Metalorganic chemical vapor deposition of (100) β-Ga2O3 on on-axis Ga2O3 substrates

Abstract

Metalorganic chemical vapor deposition (MOCVD) growths of β-Ga2O3 on on-axis (100) Ga2O3 substrates are comprehensively investigated. Key MOCVD growth parameters including growth temperature, pressure, group VI/III molar flow rate ratio, and carrier gas flow rate are mapped. The dependence of the growth conditions is correlated with surface morphology, growth rate, and electron transport properties of the MOCVD grown (100) β-Ga2O3 thin films. Lower shroud gas (argon) flow is found to enhance the surface smoothness with higher room temperature (RT) electron Hall mobility. The growth rate of the films decreases but with an increase of electron mobility as the VI/III molar flow rate ratio increases. Although no significant variation on the surface morphologies is observed at different growth temperatures, the general trend of electron Hall mobilities are found to increase with increasing growth temperature. The growth rates reduce significantly with uniform surface morphologies as the chamber pressure increases.
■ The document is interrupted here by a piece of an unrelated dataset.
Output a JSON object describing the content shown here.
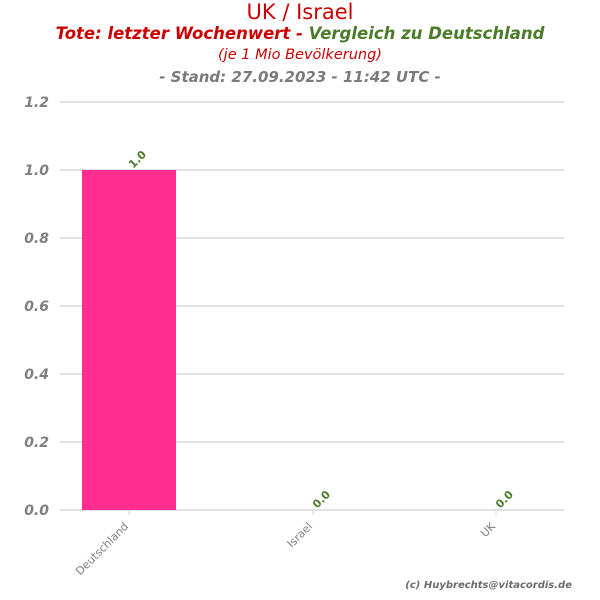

By tuning the silane flow rate, the controllable carrier concentration of (100) β-Ga2O3 thin films between low-1017 cm−3 and low-1018 cm−3 was achieved. Under optimized growth condition, an (100) β-Ga2O3 thin film with RMS roughness value of 1.64 nm and a RT mobility of 24 cm2/Vs at a carrier concentration of 7.0 × 1017 cm−3 are demonstrated. The mobilities are primarily limited by the twin lamellae and stacking faults defects generated from the growth interface. Atomic resolution scanning transmission electron microscopy reveals the formation of twin boundary defects in the films, resulting in the degradation of crystalline quality. Results from this work provide fundamental understanding of the MOCVD epitaxy of (100) β-Ga2O3 on on-axis Ga2O3 substrates and the dependence of the material properties on growth conditions. The limitation of electron transport properties of the (100) β-Ga2O3 thin films below 25 cm2/Vs is attributed to the formation of incoherent boundaries (twin lamellae) and stacking faults grown along the on-axis (100) crystal orientation.